Besonders inspirierend war der Austausch mit Fachleuten aus aller Welt. Es war eine seltene Gelegenheit, Menschen aus Australien, Brasilien, Deutschland, Großbritannien, Hong Kong, Israel, Japan, Schweden, Neuseeland, Österreich, den USA und vielen weiteren Ländern zu treffen und sich über gemeinsame berufliche Interessen auszutauschen. Die freundliche und offene Atmosphäre ermöglichte es, auf dem Gemeinschaftsabend unkompliziert ins Gespräch zu kommen.

Prof. Dr. Scharff Rethfeldt (vierte v. l.) und Luisa Bußmann (sechste v. l.) stoßen gemeinsam mit Kolleginnen aus Schweden an dbl

Die herzliche Stimmung und die hochqualifizierten, renommierten Redner*innen aus aller Welt boten wertvolle Einblicke, die in die eigene praktische Tätigkeit einfließen können. Daher empfiehlt die BKIB allen, die die Möglichkeit haben, die Atmosphäre eines internationalen Kongresses zu erleben, die Chance einer Teilnahme zu nutzen.

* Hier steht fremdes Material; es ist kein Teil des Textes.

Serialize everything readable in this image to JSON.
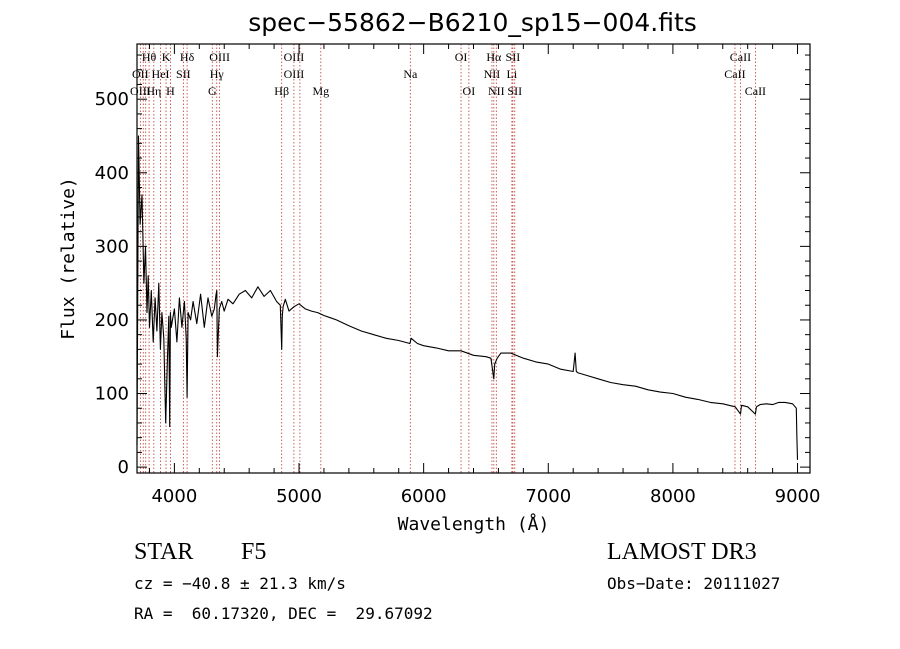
{
  "chart_data": {
    "type": "line",
    "title": "spec−55862−B6210_sp15−004.fits",
    "xlabel": "Wavelength (Å)",
    "ylabel": "Flux (relative)",
    "xlim": [
      3700,
      9100
    ],
    "ylim": [
      -8,
      575
    ],
    "xticks": [
      {
        "value": 4000,
        "label": "4000"
      },
      {
        "value": 5000,
        "label": "5000"
      },
      {
        "value": 6000,
        "label": "6000"
      },
      {
        "value": 7000,
        "label": "7000"
      },
      {
        "value": 8000,
        "label": "8000"
      },
      {
        "value": 9000,
        "label": "9000"
      }
    ],
    "yticks": [
      {
        "value": 0,
        "label": "0"
      },
      {
        "value": 100,
        "label": "100"
      },
      {
        "value": 200,
        "label": "200"
      },
      {
        "value": 300,
        "label": "300"
      },
      {
        "value": 400,
        "label": "400"
      },
      {
        "value": 500,
        "label": "500"
      }
    ],
    "series": [
      {
        "name": "spectrum",
        "x": [
          3700,
          3712,
          3725,
          3740,
          3755,
          3768,
          3780,
          3790,
          3800,
          3815,
          3830,
          3845,
          3860,
          3875,
          3888,
          3900,
          3915,
          3930,
          3945,
          3955,
          3962,
          3968,
          3975,
          3985,
          4000,
          4020,
          4040,
          4060,
          4080,
          4095,
          4102,
          4110,
          4130,
          4150,
          4180,
          4210,
          4240,
          4270,
          4300,
          4320,
          4335,
          4340,
          4345,
          4360,
          4380,
          4400,
          4430,
          4470,
          4520,
          4570,
          4620,
          4670,
          4720,
          4770,
          4820,
          4850,
          4861,
          4866,
          4872,
          4890,
          4920,
          4960,
          5000,
          5050,
          5100,
          5150,
          5200,
          5250,
          5300,
          5400,
          5500,
          5600,
          5700,
          5800,
          5890,
          5900,
          5950,
          6000,
          6100,
          6200,
          6300,
          6400,
          6500,
          6540,
          6563,
          6570,
          6590,
          6620,
          6700,
          6800,
          6900,
          7000,
          7100,
          7200,
          7215,
          7225,
          7240,
          7300,
          7400,
          7500,
          7600,
          7700,
          7800,
          7900,
          8000,
          8100,
          8200,
          8300,
          8400,
          8500,
          8542,
          8550,
          8600,
          8662,
          8670,
          8700,
          8750,
          8800,
          8850,
          8900,
          8960,
          8990,
          8995,
          9000
        ],
        "y": [
          30,
          450,
          330,
          370,
          250,
          300,
          210,
          260,
          190,
          240,
          170,
          230,
          185,
          250,
          160,
          210,
          175,
          60,
          150,
          205,
          55,
          210,
          190,
          200,
          215,
          170,
          230,
          190,
          225,
          175,
          95,
          210,
          200,
          225,
          195,
          235,
          190,
          230,
          205,
          215,
          235,
          240,
          150,
          215,
          225,
          212,
          228,
          222,
          235,
          240,
          230,
          245,
          232,
          240,
          225,
          220,
          160,
          205,
          218,
          228,
          212,
          218,
          222,
          215,
          212,
          210,
          206,
          203,
          200,
          192,
          185,
          180,
          175,
          172,
          168,
          175,
          168,
          165,
          162,
          158,
          158,
          152,
          150,
          148,
          120,
          140,
          148,
          155,
          155,
          148,
          143,
          140,
          133,
          130,
          155,
          130,
          128,
          125,
          120,
          115,
          112,
          110,
          105,
          102,
          100,
          95,
          92,
          88,
          86,
          82,
          72,
          84,
          82,
          72,
          82,
          85,
          86,
          85,
          88,
          88,
          86,
          80,
          40,
          10
        ]
      }
    ],
    "lines_top": [
      {
        "label": "Hθ",
        "x": 3797
      },
      {
        "label": "K",
        "x": 3933
      },
      {
        "label": "Hδ",
        "x": 4102
      },
      {
        "label": "OIII",
        "x": 4363
      },
      {
        "label": "OIII",
        "x": 4959
      },
      {
        "label": "OI",
        "x": 6300
      },
      {
        "label": "Hα",
        "x": 6563
      },
      {
        "label": "SII",
        "x": 6716
      },
      {
        "label": "CaII",
        "x": 8542
      }
    ],
    "lines_mid": [
      {
        "label": "OII",
        "x": 3727
      },
      {
        "label": "HeI",
        "x": 3889
      },
      {
        "label": "SII",
        "x": 4072
      },
      {
        "label": "Hγ",
        "x": 4340
      },
      {
        "label": "OIII",
        "x": 4959
      },
      {
        "label": "Na",
        "x": 5893
      },
      {
        "label": "NII",
        "x": 6548
      },
      {
        "label": "Li",
        "x": 6708
      },
      {
        "label": "CaII",
        "x": 8498
      }
    ],
    "lines_bot": [
      {
        "label": "OIII",
        "x": 3727
      },
      {
        "label": "Hη",
        "x": 3835
      },
      {
        "label": "H",
        "x": 3968
      },
      {
        "label": "G",
        "x": 4304
      },
      {
        "label": "Hβ",
        "x": 4861
      },
      {
        "label": "Mg",
        "x": 5175
      },
      {
        "label": "OI",
        "x": 6363
      },
      {
        "label": "NII",
        "x": 6583
      },
      {
        "label": "SII",
        "x": 6731
      },
      {
        "label": "CaII",
        "x": 8662
      }
    ],
    "line_markers": [
      3727,
      3750,
      3770,
      3797,
      3835,
      3889,
      3933,
      3968,
      4072,
      4102,
      4304,
      4340,
      4363,
      4861,
      4959,
      5007,
      5175,
      5893,
      6300,
      6363,
      6548,
      6563,
      6583,
      6708,
      6716,
      6731,
      8498,
      8542,
      8662
    ],
    "colors": {
      "line_marker": "#c0392b",
      "spectrum": "#000000"
    }
  },
  "info": {
    "object_type": "STAR",
    "subclass": "F5",
    "survey": "LAMOST DR3",
    "cz": "cz = −40.8 ± 21.3 km/s",
    "obs_date": "Obs−Date: 20111027",
    "coords": "RA =  60.17320, DEC =  29.67092"
  }
}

Hierzu bietet sich der nächste 33. IALP-Weltkongress, der vom 24. bis 28. August 2025 in Malta stattfindet, geradezu an!

Luisa Bußmann
Prof. Dr. Wiebke Scharff Rethfeldt

Mit dem dbl Reisestipendium zur 100. Jahresfeier der IALP nach Wien

Vom 27.-29. Juni 2024 durfte ich nach Wien in die Geburtsstadt der International Association of Communication Sciences and Disorders (IALP) reisen, wo ein Symposium anlässlich des 100. Geburtstages des Verbandes stattfand. Aus 25 verschiedenen Ländern reisten Kolleg*innen zum Teil von sehr weit her an. Nur 14 teilnehmende Personen kamen aus Österreich und 15 Personen aus dem benachbarten Deutschland. Es gab zwei Keynotes und 22 Präsentationen.

Ich durfte als Vertreterin des Aphasie-Komitees Teile meiner Doktorarbeit aus dem Jahr 2023 vorstellen und zu „Emil Fröschels and his importance for Pediatric Aphasia“ sprechen. Der Mitbegründer und erste Vorsitzende der IALP Emil Fröschels war Poet, Philosoph, Phoniater und Intellektueller. Er war seiner Zeit voraus und hat als einer der ersten als Pionier in seinem legendären „Lehrbuch der Sprachheilkunde(Logopädie)für Aerzte,Pädagogen und Studierende“ von 1913 dieTherapie eines Kindes mit Aphasie beschrieben. Ich danke dem dbl für das Reisestipendium, das es mir ermöglichte, Emil Fröschels zu ehren.